As electric vehicles increasingly become a political wedge issue in the United States and Canada, prompting a wave of click-bait misinformation on social media, it’s a good time to consider how the conventional news media as a whole – myself included – are covering electric cars.
Whether a story is too critical of EVs, or not critical enough, is a question that comes up often, and not just in online comment sections. It was the question at the heart of a recent opinion piece and panel discussion by Clean Energy Canada, an environmental think tank based at Simon Fraser University. (Disclosure: I participated in that panel discussion.)
Separately, Dan Guatto, director of business consulting and energy transition at consulting firm Ernst & Young LLP (EY Canada), recently said in an e-mail that, “we are not seeing as many positive stories, creating an imbalance and misunderstanding of the various benefits of being an EV owner.”
Some of my own stories on EVs have been quite positive, while many others – on the danger of ultrafast EVs, questionable EV marketing strategies, and issues of reliability and availability of public chargers – are somewhat negative. (Reducing 1,000-word stories down to either “positive” or “negative” coverage ignores all nuance, but let’s forget that for a moment.)

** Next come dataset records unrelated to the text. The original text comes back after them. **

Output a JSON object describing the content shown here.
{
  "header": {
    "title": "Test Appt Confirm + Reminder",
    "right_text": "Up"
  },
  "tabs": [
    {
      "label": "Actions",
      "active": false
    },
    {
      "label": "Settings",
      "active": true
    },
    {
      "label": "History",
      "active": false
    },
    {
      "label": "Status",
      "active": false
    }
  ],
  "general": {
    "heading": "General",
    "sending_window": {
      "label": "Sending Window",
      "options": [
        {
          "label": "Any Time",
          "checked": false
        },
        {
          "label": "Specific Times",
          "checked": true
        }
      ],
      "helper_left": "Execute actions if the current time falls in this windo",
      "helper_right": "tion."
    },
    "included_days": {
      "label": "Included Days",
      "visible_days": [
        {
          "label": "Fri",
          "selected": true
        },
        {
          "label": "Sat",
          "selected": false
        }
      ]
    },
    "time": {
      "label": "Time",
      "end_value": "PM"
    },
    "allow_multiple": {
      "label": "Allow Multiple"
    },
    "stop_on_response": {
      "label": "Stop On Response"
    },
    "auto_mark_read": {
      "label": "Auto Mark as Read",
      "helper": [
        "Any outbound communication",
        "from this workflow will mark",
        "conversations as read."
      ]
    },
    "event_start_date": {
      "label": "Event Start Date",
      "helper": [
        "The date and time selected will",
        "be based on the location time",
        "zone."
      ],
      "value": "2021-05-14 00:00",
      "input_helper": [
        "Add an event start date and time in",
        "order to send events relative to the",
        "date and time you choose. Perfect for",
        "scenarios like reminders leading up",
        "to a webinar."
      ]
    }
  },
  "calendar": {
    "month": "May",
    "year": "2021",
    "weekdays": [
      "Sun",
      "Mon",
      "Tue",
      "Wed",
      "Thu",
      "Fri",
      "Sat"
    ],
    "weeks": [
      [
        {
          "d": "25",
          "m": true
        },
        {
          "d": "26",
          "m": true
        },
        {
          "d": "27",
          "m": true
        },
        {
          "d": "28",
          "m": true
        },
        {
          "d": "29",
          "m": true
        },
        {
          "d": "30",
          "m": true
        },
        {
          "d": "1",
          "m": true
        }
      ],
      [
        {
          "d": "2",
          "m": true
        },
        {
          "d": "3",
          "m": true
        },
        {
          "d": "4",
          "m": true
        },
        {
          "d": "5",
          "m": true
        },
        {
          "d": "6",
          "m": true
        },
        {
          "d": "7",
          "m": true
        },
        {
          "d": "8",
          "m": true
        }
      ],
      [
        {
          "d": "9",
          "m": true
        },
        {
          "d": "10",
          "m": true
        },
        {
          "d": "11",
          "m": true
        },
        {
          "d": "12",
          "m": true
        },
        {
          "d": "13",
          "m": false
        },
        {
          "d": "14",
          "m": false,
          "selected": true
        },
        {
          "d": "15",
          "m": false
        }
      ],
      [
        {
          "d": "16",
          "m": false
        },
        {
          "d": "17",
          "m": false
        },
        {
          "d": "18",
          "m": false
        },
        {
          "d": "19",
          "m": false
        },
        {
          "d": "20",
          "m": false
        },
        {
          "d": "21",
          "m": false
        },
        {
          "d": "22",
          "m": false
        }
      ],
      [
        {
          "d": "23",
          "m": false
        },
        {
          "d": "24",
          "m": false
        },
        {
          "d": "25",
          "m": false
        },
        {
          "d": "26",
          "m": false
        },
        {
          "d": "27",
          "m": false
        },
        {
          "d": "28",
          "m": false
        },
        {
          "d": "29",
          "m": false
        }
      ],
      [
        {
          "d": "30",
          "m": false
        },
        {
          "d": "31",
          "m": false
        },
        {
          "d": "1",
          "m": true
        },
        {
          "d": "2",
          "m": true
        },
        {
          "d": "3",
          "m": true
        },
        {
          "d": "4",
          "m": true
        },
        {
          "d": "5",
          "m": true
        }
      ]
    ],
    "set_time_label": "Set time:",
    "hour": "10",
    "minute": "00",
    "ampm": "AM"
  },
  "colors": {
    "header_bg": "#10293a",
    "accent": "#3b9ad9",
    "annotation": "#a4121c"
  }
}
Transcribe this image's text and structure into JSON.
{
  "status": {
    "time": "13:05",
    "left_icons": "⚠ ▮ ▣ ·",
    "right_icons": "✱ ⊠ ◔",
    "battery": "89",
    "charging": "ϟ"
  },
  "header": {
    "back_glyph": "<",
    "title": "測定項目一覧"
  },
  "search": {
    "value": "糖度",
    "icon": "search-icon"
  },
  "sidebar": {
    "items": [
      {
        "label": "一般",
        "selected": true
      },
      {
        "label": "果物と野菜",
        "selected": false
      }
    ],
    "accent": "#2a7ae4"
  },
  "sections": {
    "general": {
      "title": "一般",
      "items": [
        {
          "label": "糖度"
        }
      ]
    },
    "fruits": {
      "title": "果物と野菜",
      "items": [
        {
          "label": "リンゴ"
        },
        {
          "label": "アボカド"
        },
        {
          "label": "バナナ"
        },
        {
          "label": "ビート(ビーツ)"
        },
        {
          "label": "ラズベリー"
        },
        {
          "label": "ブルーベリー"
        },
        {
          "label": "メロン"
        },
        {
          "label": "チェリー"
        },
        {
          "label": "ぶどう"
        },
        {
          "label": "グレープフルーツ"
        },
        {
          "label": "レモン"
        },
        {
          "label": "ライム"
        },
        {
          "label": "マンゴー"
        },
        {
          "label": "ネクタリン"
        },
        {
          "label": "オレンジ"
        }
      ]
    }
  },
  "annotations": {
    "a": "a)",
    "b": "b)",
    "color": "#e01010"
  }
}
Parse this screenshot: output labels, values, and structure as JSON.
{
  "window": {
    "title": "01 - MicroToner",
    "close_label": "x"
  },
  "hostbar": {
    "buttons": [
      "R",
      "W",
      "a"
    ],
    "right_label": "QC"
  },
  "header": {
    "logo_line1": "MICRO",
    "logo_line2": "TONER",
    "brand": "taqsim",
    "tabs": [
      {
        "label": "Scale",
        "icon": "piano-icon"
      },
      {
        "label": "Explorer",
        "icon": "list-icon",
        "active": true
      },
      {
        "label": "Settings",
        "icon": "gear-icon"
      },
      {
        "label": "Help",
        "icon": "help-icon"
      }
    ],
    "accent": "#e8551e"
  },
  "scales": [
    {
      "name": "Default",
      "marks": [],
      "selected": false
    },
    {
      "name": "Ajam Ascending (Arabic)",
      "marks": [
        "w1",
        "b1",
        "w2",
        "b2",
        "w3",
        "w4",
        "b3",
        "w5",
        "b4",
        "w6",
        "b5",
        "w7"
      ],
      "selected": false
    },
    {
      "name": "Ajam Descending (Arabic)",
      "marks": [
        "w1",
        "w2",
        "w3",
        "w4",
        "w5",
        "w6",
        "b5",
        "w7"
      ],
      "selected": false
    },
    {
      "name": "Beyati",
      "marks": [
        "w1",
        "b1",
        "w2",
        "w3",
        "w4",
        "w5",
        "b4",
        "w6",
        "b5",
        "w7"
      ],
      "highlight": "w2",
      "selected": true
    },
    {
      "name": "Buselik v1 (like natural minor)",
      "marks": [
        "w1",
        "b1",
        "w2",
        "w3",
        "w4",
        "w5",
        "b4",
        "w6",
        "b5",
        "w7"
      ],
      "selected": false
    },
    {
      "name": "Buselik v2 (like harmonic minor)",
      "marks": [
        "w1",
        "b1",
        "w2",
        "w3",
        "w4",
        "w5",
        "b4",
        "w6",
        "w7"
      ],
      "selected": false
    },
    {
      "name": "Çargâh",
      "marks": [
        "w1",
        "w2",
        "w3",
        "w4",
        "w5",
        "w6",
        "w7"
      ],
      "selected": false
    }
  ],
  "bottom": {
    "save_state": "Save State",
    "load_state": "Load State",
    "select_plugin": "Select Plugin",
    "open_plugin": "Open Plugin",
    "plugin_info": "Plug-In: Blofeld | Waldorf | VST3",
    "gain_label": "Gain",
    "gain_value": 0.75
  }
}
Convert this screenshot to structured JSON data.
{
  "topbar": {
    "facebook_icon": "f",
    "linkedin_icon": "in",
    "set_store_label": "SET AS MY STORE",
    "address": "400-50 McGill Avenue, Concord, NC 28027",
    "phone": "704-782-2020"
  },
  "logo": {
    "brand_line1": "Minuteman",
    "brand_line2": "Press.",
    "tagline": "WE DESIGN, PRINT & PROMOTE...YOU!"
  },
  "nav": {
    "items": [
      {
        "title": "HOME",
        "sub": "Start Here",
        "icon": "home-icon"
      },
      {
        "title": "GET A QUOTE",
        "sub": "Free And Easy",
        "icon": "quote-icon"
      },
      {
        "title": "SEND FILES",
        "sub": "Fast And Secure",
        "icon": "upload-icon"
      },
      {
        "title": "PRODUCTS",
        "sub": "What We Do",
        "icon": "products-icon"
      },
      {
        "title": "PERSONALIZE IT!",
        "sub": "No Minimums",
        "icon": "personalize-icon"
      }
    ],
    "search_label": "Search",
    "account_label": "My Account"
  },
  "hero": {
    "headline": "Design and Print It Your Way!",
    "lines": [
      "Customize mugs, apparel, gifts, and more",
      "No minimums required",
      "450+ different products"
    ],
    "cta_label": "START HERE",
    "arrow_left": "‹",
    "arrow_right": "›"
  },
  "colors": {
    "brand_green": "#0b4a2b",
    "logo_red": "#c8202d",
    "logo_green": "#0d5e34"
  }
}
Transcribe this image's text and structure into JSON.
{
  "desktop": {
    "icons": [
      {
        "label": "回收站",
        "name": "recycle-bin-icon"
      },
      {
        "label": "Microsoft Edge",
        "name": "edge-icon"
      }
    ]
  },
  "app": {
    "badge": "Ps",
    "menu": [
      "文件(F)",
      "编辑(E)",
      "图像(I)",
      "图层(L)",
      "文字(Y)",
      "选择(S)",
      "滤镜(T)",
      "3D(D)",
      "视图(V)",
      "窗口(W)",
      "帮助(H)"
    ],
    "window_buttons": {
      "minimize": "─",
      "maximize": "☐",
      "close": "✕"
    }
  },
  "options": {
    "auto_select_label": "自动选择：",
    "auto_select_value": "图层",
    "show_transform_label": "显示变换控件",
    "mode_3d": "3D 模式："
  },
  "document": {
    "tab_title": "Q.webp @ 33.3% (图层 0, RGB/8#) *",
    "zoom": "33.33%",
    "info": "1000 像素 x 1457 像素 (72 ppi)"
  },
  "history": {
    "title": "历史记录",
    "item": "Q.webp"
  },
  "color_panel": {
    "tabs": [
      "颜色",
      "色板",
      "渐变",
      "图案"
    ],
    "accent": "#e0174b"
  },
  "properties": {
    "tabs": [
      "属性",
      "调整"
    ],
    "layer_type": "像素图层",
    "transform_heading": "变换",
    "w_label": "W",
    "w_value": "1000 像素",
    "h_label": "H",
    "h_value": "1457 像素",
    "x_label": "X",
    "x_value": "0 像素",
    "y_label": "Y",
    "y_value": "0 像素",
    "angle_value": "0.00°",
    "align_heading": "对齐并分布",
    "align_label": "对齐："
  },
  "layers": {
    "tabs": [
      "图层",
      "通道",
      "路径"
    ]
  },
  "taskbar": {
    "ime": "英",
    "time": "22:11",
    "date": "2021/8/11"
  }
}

The real problem though, always, are what I’d call “bad” stories. Articles that miss or deliberately omit some important nuance or context or skew the facts are just plain bad, regardless of whether they’re positive or negative.
For example, many major media outlets covered the lineups and long waits at Tesla Supercharger stations in the Chicago area during a cold snap last winter. Certainly, there’s a legitimate story here: Public charging infrastructure failed to adequately cope with a spike in demand caused by extreme weather. That’s a problem that deserves attention now, before EV adoption becomes more widespread. The bad stories focused almost solely on the misery of stranded EV drivers. The good stories, while not ignoring their frustration, added considerably more context. One from The New York Times, for instance, explained that improved infrastructure has already helped to mitigate the charging problem in other cold-weather countries. It also said that carmakers are introducing technology to improve EV performance in cold weather.
Similarly, much of the media coverage of a Consumer Reports reliability survey last year – which prompted headlines that EVs are less reliable than gas cars – missed the nuance of the survey’s findings. Based on the company’s data, the reliability gap is temporary and likely to close as EV technology matures, an expert from Consumer Reports told me, citing trends from the raw data from previous surveys.
Fundamentally, this is a question of fairness, which is a question I struggle with on a daily basis while writing about EVs.
Fairness doesn’t mean writing an equal number of positive and negative stories. Nor is covering EVs and gas-burning cars akin to covering two opposing political parties. These two technologies are not equals.
Fossil-fuel-powered vehicles, those big metal boxes nearly all Canadians rely on in some form or another, are major contributors to the warming of our entire planet. We’ve known that for decades. And yet that rather important fact doesn’t even get mentioned in most car reviews, including, I must admit, many of my own.
Meanwhile, EVs are an imperfect but important part of the solution to the climate crisis. For more than a decade, study after study after scientific study shows battery-electric vehicles, while far from a silver-bullet solution, produce far less climate-change-causing pollution over the entire lifecycle (mining, production, use and recycling) than comparable fossil-fuelled vehicles.
Some readers may take issue with the sheer volume of stories about EVs these days, given that the vast majority of people still drive gas-burners. To look at just The Globe’s coverage over the past month, about half of the stories discuss electrified vehicles. The coverage is disproportionate to EVs’ market share, that’s true, but it’s actually appropriate given the fact a Globe survey last year found 48 per cent of readers were considering purchasing an electric vehicle.
People understandably have questions about EVs. This is new technology, requiring new infrastructure and supply chains, disrupting a trillion-dollar industry. EVs require drivers to discard century-old habits.
Upheaval on such a massive scale means countless hurdles, setbacks, concerns and problems. Readers should therefore brace for more critical EV coverage. Good stories, even if they’re “negative,” can help by informing readers or shining a light on flaws so that they might be fixed. Bad stories, however, are only ever bad. And separating the good stories from the bad and the downright misleading is important, whether we’re talking about EVs or elections or any other topic that stands to change our world.